A disputa ainda contava com personagens que entraram para o anedotário da política nacional, como Enéas Carneiro (Prona), e com uma quase candidatura do apresentador Silvio Santos, pelo nanico PMB.

No fim, Fernando Collor, o ex-governador de Alagoas que se apresentou como o “caçador de marajás”, ganhou as eleições por um pequeno partido – em 1992, ele renunciaria em meio a um processo de impeachment. A que ele atribui a vitória? “Havia um espaço vazio na política que poderia ser preenchido exatamente com essa mensagem de mudança”, disse. No segundo turno, em 17 de dezembro de 1989, foram 35 milhões de votos para Collor, contra 31 milhões de Lula. O apoio de Brizola ao petista não foi suficiente para garantir a vitória do ex-metalúrgico.
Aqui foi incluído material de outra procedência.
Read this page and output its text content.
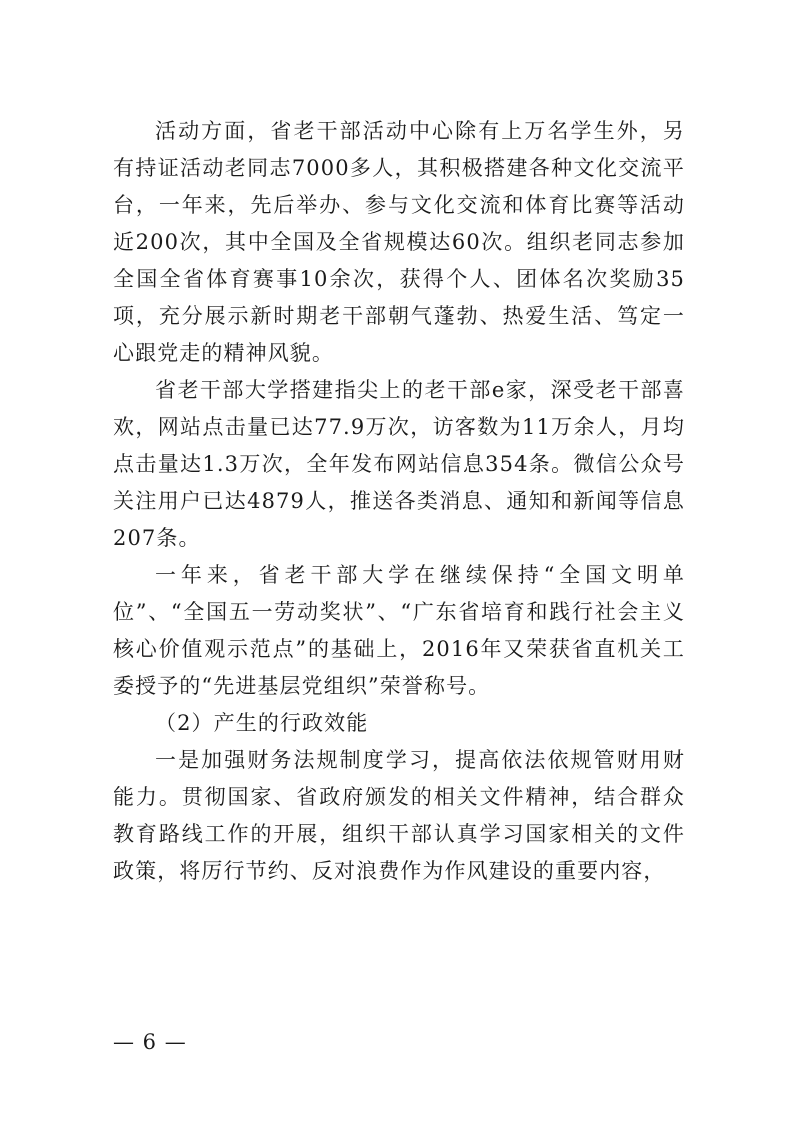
活动方面，省老干部活动中心除有上万名学生外，另有持证活动老同志7000多人，其积极搭建各种文化交流平台，一年来，先后举办、参与文化交流和体育比赛等活动近200次，其中全国及全省规模达60次。组织老同志参加全国全省体育赛事10余次，获得个人、团体名次奖励35项，充分展示新时期老干部朝气蓬勃、热爱生活、笃定一心跟党走的精神风貌。

省老干部大学搭建指尖上的老干部e家，深受老干部喜欢，网站点击量已达77.9万次，访客数为11万余人，月均点击量达1.3万次，全年发布网站信息354条。微信公众号关注用户已达4879人，推送各类消息、通知和新闻等信息207条。

一年来，省老干部大学在继续保持“全国文明单位”、“全国五一劳动奖状”、“广东省培育和践行社会主义核心价值观示范点”的基础上，2016年又荣获省直机关工委授予的“先进基层党组织”荣誉称号。

（2）产生的行政效能

一是加强财务法规制度学习，提高依法依规管财用财能力。贯彻国家、省政府颁发的相关文件精神，结合群众教育路线工作的开展，组织干部认真学习国家相关的文件政策，将厉行节约、反对浪费作为作风建设的重要内容，

— 6 —
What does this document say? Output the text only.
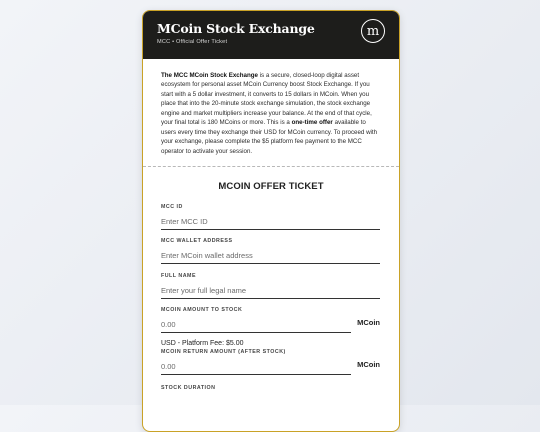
MCoin Stock Exchange
MCC • Official Offer Ticket
m
The MCC MCoin Stock Exchange is a secure, closed-loop digital asset ecosystem for personal asset MCoin Currency boost Stock Exchange. If you start with a 5 dollar investment, it converts to 15 dollars in MCoin. When you place that into the 20-minute stock exchange simulation, the stock exchange engine and market multipliers increase your balance. At the end of that cycle, your final total is 180 MCoins or more. This is a one-time offer available to users every time they exchange their USD for MCoin currency. To proceed with your exchange, please complete the $5 platform fee payment to the MCC operator to activate your session.
MCOIN OFFER TICKET
MCC ID
Enter MCC ID
MCC WALLET ADDRESS
Enter MCoin wallet address
FULL NAME
Enter your full legal name
MCOIN AMOUNT TO STOCK
0.00	MCoin
USD - Platform Fee: $5.00
MCOIN RETURN AMOUNT (AFTER STOCK)
0.00	MCoin
STOCK DURATION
O contexto para boa parte da sociedade brasileira era de descontentamento: depois da mobilização frustrada pelas Diretas Já, Tancredo Neves foi eleito indiretamente e morreu antes de tomar posse. Havia um clima de decepção. A hiperinflação do governo de José Sarney, que assumiu o País no lugar de Tancredo, fazia as pessoas sentirem no bolso os problemas da gestão.

“Era frustração atrás de frustração”, recorda a historiadora Heloisa Starling, professora da Universidade Federal de Minas Gerais (UFMG). Ela cita também o discurso do combate à corrupção como decisivo. “O Collor usou muito esse apelo anticorrupção, era o caçador de marajás, dos altos salários do funcionalismo público. É algo moral, o mesmo sentido da corrupção que é usado na atualidade: bastava acabar com os marajás que se acabava com a corrupção no Brasil, como hoje, com o discurso de que basta prender as pessoas que acaba com a corrupção.”

A campanha de Collor também se diferenciou das outras pelo uso eficiente da televisão e até hoje é lembrada como um caso bem-sucedido do marketing político numa disputa.

“Foi a primeira vez que tivemos a presença quase industrial do marketing político nas campanhas presidenciais. Houve propaganda maciça, organizada, repetindo técnicas e modos de exposição do marketing político dos EUA”, afirmou o filósofo e professor da Unicamp Roberto Romano, que destaca o fato de nomes importantes na época terem tido uma votação pequena.

Na avaliação do sociólogo Marcos Coimbra, fundador do instituto de pesquisa Vox Populi e um dos coordenadores da campanha de Collor, aquela campanha inaugurou um conjunto de formas de se disputar eleição que seria incorporado à cultura política. “Uma dessas mudanças foi a adesão em grande escala desse pacote de técnicas e procedimentos típicos da propaganda de mercado. Na campanha do Collor, especialmente na pré-campanha, houve uma utilização intensa de pesquisas”, disse.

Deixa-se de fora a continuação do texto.